13th
Being Relevant, and human too
Ideating can (and does) exist in a void, driven by the aspirations of the creatives involved. Too often are the wants and needs of the intended audience missed, or, more likely, not researched deeply enough to grasp motivation.
Or, also likely, said audience is not defined tightly enough to construct an accurate model of said wants and needs.
Or, the most likely of all, we forget we’re speaking to humans, as humans, and not WMF 35-42.
We, as humans, are naturally empathetic to a degree. Other animals, not so much. When was the last time you saw an owl move on because a mouse was limping? Never. It’s one of the things that separates us — that, and sitcoms. Or so I’ve heard.
Anyhow, you can come up with a great idea all day long. An idea that would kill as a facebook application, or a blog, or a fifteen second tv spot. But if you don’t also weave into that idea why people would like it, or what problem it attempts to solve for them, it will not work. It’ll look great on facebook with all its 10 users.

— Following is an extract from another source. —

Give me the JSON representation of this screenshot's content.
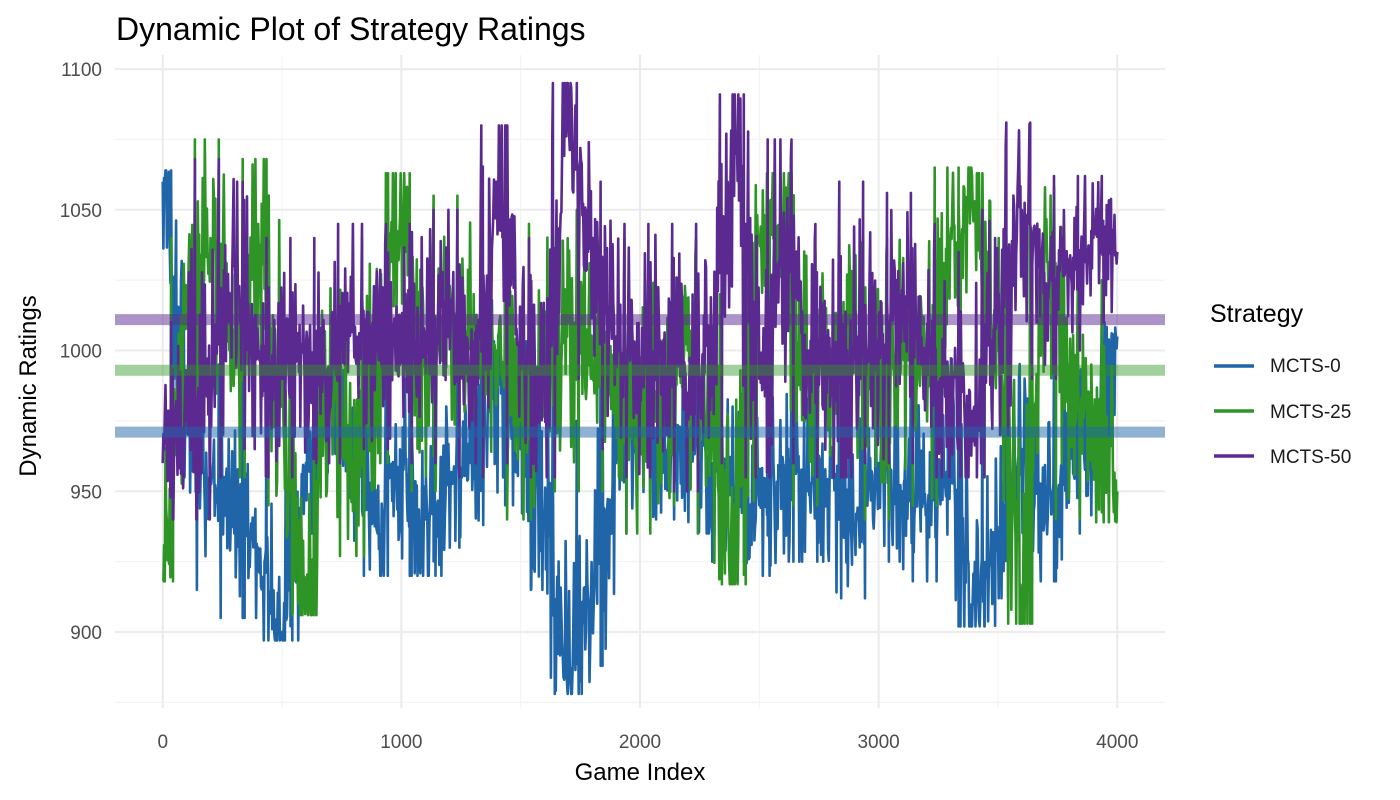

What to do? Spend time, upfront, looking carefully at a specified target audience. Find someone who is it. Or better yet, a group. I’m not saying form focus groups, but be more informal. See what they like, what they need. Find a connective thread between them of an unaddressed issue, need, or concern. Then base your ideation off that thread, that problem set, rather than the image of the audience themselves. Use your empathy for the audience’s problem set to drive your inspiration.
Because solving problems is when we actually get to be and act like humans. And that’s the best chance you’ll have at someone using or interacting with whatever it is you come up with. That’s when it’s not an ad anymore. It’s more. And it’s what I got into the business for. Don’t know about you.
So dig deeper, look closer, find people, reframe the question and the answer will come naturally.